Se a tratativa bilateral já apresenta gargalos importantes, o cenário se torna ainda mais complexo com a oposição do Hezbollah ao início dos diálogos. O líder do grupo, Naim Qassem, afirmou em um discurso televisionado na segunda-feira que rejeita categoricamente as conversas, pedindo às autoridades libanesas que cancelem as negociações para não se tornarem "uma ferramenta de Israel", apontando a tratativa como uma "capitulação e rendição" a um país que pretenderia "ocupar o Líbano".
Horas antes do início das tratativas, o ministro das Relações Exteriores de Israel, Gideon Saar, afirmou que o Estado judeu aspira à "normalização" das relações com o Líbano. Porém, apontou que o grupo, considerado terrorista por Israel, seria um obstáculo ao processo.
— Queremos alcançar a paz e a normalização com o Estado libanês... Não há grandes disputas entre Israel e o Líbano. O problema é o Hezbollah — afirmou o ministro durante uma coletiva de imprensa. — O problema para a segurança de Israel é o problema para a soberania do Líbano. É o Hezbollah, é o mesmo problema. E esse problema precisa ser resolvido para que possamos avançar para uma nova fase.
Além da disputa histórica sobre o traçado da fronteira entre os dois países, autoridades libanesas já demonstraram preocupação com os avanços israelenses sobre o sul do território, onde os militares israelenses atuam ativamente desde o início da guerra. O governo israelense declarou publicamente que deseja criar uma nova realidade de segurança regional, o que incluiria uma espécie de zona-tampão entre o norte de Israel e o sul do Líbano. Não está claro se há pretensão de um ganho territorial na área.
Pressão internacional
As negociações foram convocadas em um momento em que o apelo internacional por um cessar-fogo no Líbano atingiram um alto patamar, sobretudo após um ataque israelense na quarta-feira, um dia após o estabelecimento de um cessar-fogo com o Irã, que matou ao menos 357 pessoas — uma ação que o governo libanês denunciou ter atingido áreas densamente povoadas.

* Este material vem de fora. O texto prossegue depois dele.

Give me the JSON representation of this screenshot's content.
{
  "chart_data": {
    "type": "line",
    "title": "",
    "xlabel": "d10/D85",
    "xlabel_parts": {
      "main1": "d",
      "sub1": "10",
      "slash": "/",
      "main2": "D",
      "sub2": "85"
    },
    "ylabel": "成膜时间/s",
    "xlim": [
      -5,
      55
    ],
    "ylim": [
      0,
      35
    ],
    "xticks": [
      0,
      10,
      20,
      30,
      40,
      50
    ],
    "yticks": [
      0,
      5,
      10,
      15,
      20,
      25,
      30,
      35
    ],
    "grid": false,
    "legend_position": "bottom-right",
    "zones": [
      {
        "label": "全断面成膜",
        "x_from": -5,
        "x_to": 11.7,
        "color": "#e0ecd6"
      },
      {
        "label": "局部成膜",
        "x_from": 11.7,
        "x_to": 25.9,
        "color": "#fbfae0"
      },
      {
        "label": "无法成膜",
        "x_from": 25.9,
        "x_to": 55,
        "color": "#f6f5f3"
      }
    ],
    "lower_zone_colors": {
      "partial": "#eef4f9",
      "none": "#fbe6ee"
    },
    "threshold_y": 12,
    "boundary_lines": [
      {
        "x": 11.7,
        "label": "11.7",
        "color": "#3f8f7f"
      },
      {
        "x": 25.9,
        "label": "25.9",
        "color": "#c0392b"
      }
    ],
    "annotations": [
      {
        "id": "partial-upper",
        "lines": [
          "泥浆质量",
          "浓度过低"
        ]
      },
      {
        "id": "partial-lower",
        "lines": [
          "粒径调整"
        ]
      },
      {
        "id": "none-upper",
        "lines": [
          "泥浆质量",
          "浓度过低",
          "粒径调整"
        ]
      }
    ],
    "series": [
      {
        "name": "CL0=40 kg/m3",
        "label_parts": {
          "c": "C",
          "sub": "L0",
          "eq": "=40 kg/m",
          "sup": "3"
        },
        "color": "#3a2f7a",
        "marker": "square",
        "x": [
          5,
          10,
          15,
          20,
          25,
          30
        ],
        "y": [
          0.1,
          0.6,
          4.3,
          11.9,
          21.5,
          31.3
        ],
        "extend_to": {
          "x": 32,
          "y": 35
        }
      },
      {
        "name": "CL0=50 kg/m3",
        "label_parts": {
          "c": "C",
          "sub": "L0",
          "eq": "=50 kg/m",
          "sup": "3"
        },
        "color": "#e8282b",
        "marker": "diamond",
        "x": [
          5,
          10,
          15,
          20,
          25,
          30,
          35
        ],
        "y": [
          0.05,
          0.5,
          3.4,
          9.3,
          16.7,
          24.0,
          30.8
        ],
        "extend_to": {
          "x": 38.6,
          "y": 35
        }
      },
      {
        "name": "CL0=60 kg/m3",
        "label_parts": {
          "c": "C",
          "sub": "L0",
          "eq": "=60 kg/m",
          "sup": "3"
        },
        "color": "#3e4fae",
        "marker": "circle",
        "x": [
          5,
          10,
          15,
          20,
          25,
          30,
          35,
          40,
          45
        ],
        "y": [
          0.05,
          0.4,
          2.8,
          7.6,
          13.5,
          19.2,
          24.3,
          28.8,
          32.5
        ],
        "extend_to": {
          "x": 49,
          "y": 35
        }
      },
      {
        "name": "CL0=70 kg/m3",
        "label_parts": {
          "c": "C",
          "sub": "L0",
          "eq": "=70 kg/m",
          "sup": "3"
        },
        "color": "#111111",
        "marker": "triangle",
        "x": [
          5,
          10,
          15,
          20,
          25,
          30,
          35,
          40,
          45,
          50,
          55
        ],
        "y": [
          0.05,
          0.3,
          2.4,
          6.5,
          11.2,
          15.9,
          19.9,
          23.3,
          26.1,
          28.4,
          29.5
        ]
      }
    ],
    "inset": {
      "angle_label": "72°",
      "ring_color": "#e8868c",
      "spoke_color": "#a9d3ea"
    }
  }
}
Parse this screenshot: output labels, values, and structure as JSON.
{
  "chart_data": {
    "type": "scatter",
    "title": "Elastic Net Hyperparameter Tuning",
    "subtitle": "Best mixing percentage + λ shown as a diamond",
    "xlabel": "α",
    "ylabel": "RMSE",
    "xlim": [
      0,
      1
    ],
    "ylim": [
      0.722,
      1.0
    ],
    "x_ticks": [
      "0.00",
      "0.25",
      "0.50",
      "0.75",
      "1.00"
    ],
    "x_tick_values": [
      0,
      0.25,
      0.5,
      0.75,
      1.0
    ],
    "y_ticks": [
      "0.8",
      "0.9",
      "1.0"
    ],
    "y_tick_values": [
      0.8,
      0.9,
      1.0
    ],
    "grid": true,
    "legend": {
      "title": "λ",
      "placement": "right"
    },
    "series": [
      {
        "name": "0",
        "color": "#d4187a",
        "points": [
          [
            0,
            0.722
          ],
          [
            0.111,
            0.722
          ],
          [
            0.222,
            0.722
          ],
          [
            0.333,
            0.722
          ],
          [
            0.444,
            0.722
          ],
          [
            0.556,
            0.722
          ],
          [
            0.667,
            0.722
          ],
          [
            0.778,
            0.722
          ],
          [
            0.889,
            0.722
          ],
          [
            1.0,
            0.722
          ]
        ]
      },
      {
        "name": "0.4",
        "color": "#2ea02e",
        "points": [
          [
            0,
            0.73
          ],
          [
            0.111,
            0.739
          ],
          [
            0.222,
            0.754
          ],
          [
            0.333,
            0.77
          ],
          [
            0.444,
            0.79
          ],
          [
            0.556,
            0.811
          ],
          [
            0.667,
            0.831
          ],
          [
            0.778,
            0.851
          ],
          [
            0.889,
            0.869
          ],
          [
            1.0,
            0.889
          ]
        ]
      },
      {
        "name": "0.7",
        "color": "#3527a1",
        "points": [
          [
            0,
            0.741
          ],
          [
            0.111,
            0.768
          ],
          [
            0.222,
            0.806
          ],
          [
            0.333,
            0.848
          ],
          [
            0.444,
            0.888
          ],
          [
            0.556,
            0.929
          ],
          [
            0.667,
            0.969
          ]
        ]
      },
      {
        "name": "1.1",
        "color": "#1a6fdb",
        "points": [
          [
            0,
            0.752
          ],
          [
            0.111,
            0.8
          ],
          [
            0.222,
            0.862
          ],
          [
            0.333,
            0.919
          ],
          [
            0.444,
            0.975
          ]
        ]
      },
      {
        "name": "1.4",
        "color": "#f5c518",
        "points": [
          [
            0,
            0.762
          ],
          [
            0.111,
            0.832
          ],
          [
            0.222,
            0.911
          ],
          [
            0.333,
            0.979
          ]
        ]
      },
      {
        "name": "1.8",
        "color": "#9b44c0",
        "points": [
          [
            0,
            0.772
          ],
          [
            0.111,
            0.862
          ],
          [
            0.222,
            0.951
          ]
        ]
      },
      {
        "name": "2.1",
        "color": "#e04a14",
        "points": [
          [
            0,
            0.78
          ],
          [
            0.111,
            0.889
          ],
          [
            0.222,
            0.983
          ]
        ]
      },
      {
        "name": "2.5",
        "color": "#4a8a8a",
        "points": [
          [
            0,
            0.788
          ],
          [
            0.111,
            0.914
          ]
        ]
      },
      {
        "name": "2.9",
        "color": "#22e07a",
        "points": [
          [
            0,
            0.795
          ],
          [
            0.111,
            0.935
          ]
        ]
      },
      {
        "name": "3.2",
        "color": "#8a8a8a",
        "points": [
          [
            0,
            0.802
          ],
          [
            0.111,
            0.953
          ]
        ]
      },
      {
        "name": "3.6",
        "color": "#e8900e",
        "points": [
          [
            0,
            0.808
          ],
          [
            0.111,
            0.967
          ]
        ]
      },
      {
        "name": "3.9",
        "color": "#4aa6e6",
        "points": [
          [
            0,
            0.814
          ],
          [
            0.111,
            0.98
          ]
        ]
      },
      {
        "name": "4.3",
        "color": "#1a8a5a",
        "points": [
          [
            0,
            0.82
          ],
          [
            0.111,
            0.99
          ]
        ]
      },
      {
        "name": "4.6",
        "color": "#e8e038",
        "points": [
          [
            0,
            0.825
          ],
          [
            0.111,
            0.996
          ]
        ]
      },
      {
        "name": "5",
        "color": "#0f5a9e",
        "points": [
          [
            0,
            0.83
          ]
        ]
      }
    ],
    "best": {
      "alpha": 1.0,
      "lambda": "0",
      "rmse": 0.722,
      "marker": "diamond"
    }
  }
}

As condenações aos últimos ataques israelenses se espalharam pelo mundo. O Papa Leão XIV assumiu um discurso abertamente crítico contra a manutenção da guerra, enquanto muitos dos líderes europeus exigiram um cessar-fogo ou ações limitadas à autodefesa. Citando o contexto atual, a primeira-ministra da Itália, Giorgia Meloni, afirmou nesta terça-feira que suspenderia um acordo de defesa que envolve o intercâmbio de equipamentos militares e pesquisa tecnológica com Israel.
ATAQUE AO LÍBANO
— Diante da situação atual, o governo decidiu suspender a renovação automática do acordo de defesa com Israel — disse Meloni aos jornalistas à margem de um evento em Verona.
O Líbano enfrenta semanas de bombardeios israelenses que já deslocaram mais de um milhão de residentes e, segundo o Ministério da Saúde libanês, mataram mais de 2 mil pessoas e feriram mais de 6,7 mil até segunda-feira.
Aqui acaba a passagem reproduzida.